Словом, поэтическое кино — это не тогда, когда работают по принципу «сделаем вам красиво», реализма, киногеничной правды здесь может быть ни капли не меньше, нежели в самом реалистичном фильме. А значит большое значение имеет не только то, кто стоит за камерой, но и кто находится в кадре. Поэтическое всегда и мифологическое, а миф не является выдумкой, скорее наоборот. Параджанов рассказывал о том, что сначала подход группы к снимаемому материалу был несколько оперным. Однако гуцулы, задействованные в съемках, требовали абсолютной правды. Никакого театра, никакого перевоплощения, игры. Скажем, в эпизоде похорон женщины отказалась голосить над «покойником»: ибо ж то «не Петр, а Михаил». «Достали» Петра, и опять не то, поскольку плохой человек. Только над «хорошим Петром» принялись плакать…
И, конечно, Мыколайчук. Уже столько раз пересказывали историю о том, как учитель его, Виктор Ивченко, привел своего студента на студию и попросил сделать пробу на главную роль. А актер ведь был утвержден — москвич Геннадий Юхтин, лицо которого слишком трудно вписать в гуцульский пейзаж или интерьер (это, кстати, подтверждает версию о том, что Параджанов исподволь шел к стилистике, потом родившейся). Приход Мыколайчука в картину был действительно знаменательным — поскольку это же кино, и здесь имеют то, что имеют: перед камерой не сфальшивишь, не спрячешься. «В одно мгновение, — свидетельствовал Параджанов, — он перевернул наши представления об образе Ивана из произведения Коцюбинского. Он перелил в наши урбанизированные, городские души свою карпатскую силу, свою любовь к матери, сестрам, братьям. Его маленькая хата среди буковинского села в сотканных мамой черных с красными розами коврах навсегда вошла в наши души».

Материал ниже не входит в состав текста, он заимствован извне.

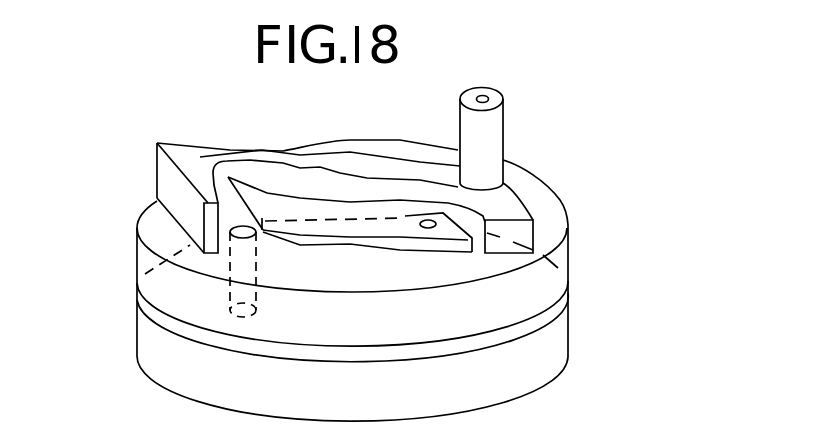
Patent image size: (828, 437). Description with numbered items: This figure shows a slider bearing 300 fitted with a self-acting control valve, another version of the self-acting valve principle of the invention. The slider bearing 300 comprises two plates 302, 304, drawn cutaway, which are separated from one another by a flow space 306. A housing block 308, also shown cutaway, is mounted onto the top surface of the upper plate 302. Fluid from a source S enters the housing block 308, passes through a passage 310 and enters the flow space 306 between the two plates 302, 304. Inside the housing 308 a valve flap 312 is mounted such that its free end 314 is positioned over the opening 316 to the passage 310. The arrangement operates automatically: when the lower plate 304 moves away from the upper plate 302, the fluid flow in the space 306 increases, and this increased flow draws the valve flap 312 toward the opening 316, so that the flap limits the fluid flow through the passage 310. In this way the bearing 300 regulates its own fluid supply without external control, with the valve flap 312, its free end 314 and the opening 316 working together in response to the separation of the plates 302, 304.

The slider bearing 300 is at (665, 204).
The plate 302 is at (562, 252).
The plate 304 is at (556, 361).
The flow space 306 is at (566, 283).
The housing block 308 is at (193, 152).
The passage 310 is at (233, 292).
The valve flap 312 is at (337, 207).
The free end 314 is at (278, 180).
The opening 316 is at (220, 230).
The source S is at (480, 83).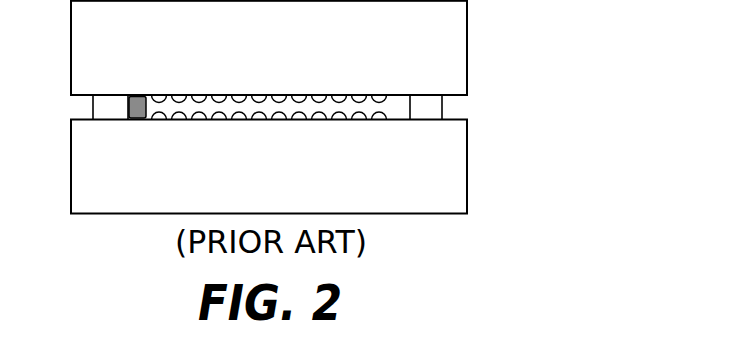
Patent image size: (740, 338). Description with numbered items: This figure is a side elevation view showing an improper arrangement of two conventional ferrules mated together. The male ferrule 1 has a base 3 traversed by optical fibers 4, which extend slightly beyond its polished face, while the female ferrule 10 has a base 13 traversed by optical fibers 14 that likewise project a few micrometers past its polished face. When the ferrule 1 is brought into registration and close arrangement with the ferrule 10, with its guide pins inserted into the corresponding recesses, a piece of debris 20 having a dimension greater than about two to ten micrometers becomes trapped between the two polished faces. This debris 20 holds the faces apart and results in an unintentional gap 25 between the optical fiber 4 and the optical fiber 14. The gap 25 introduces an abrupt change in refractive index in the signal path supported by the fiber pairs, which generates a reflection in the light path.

The ferrule 1 is at (315, 167).
The base 3 is at (436, 204).
The optical fibers 4 is at (215, 131).
The ferrule 10 is at (319, 48).
The base 13 is at (453, 28).
The optical fibers 14 is at (222, 85).
The debris 20 is at (136, 86).
The unintentional gap 25 is at (400, 106).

Кто видел ту хату под пригорком, чье лицо голубил легкий карпатский ветер, и взгляд Ивановой матери, кто сидел за одним столом с Мыколайчуками (в знаменитой «Белой птице с черной отметиной» пересказана в чем-то автобиографическая история многодетной, пестрой и чудесной семьи), тот знает, о чем говорит Параджанов. Оттуда, из той хаты, все и начиналось. Там и продолжается: почти четырнадцать лет тому назад ушел от нас Мыколайчук, но живет его матушка, живет тот двор, живет Украина, которой он нас одарил.
Да, Украина. Украинское поэтическое кино частенько трактовали как явление националистического порядка: для них, мол, все свое заслоняет окружающий большой мир. Не заслонило. О чем говорил мне Мыколайчук во время первой же нашей встречи? Да о латиноамериканском романе… Увлекался его космичностью, ссылался на высказывание Борхеса (если не ошибаюсь) о родстве той романной поэтики Гоголю и барокковой архитектуре Андреевской церкви в Киеве. Тут же апеллировал к прозе россиянина Валентина Распутина, к грузинскому кино. И, конечно же, читал стихотворения Николая Винграновского, у которого тоже своя Украина и тоже не вне мира, а в многолюдье всемирном…

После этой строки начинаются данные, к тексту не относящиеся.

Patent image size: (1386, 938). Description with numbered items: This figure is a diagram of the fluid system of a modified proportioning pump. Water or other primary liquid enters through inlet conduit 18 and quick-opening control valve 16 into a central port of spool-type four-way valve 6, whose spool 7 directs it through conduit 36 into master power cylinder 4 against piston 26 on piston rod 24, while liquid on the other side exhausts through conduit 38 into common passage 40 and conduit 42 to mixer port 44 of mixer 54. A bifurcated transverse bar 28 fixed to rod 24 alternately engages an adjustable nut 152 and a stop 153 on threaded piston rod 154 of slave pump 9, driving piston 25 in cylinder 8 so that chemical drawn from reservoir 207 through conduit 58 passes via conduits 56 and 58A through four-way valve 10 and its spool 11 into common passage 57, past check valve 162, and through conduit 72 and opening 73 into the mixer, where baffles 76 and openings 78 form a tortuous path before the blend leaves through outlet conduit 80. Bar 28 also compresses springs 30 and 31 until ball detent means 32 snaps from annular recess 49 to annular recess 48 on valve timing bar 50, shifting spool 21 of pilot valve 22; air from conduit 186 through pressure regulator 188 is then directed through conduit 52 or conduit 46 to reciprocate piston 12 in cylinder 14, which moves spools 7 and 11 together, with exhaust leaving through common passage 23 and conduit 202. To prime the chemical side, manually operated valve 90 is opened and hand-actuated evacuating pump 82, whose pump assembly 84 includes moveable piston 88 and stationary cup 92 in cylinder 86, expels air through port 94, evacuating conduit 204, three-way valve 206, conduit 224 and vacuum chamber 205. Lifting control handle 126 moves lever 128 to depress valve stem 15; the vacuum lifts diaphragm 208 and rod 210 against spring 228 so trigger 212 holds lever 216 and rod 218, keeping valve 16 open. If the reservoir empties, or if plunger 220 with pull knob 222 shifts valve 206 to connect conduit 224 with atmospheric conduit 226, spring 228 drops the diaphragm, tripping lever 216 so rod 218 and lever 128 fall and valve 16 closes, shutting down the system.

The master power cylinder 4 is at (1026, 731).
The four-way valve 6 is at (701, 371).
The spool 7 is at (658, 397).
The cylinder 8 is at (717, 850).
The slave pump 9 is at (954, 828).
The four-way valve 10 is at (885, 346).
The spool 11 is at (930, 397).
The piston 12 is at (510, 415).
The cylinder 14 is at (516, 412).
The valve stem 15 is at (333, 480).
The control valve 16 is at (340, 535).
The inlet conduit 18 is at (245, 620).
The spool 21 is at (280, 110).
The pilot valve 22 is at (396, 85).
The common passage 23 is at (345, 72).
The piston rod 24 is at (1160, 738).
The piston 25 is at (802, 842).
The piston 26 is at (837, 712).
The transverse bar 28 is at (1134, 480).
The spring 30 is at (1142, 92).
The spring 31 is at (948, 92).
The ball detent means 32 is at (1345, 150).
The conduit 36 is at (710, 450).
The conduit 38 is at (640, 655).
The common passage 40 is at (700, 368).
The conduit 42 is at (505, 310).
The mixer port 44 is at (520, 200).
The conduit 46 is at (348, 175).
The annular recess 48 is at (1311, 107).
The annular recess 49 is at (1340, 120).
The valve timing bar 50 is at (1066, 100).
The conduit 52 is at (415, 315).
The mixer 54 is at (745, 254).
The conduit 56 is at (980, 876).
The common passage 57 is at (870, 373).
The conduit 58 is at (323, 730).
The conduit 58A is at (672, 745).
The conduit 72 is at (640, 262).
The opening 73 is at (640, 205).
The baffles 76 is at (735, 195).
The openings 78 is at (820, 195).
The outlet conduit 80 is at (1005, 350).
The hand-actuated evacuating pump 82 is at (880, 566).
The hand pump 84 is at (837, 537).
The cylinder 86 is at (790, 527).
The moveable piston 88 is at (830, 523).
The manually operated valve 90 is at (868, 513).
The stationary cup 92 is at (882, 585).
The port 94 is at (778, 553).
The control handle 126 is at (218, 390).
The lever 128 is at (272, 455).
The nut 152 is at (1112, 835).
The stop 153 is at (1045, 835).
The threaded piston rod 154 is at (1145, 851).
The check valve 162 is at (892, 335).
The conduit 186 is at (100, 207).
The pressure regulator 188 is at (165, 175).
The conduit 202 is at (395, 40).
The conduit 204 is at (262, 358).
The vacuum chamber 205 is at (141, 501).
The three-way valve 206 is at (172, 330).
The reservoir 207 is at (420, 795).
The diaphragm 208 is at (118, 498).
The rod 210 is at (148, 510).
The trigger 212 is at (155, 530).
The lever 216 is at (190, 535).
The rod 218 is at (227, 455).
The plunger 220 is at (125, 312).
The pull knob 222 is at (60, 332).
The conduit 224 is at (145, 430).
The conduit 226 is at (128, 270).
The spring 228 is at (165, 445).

Иван Мыколайчук ощущал себя гражданином культурной вселенной. Творил свое, однако хорошо слышал музыку других мировых ансамблей. И потому знал, что если хочешь быть услышанным, следует творить свое, не одолженное. Только творить из материала настоящего, не опереточного. А Украина в начале 60-х обычно представлялась именно такой: господствовал суржик, имитация украинскости, по большей части анекдотичного хохлацкого плана (имею в виду популярную культуру). Так что и неудивительно, что шестидесятники пошли к источникам, к детству своему, в поисках своей Украины. В господствующей в то время коммунистической идеологии также — в конце 60-х — Николай Мащенко поставит «Комиссаров» с Константином Степанковым и Иваном Мыколайчуком в главных ролях: иконописная пластика отсылала к апостолам первоверований, звала очиститься и пойти далее незапятнанными в вере своей и морали. Такое вот было кино.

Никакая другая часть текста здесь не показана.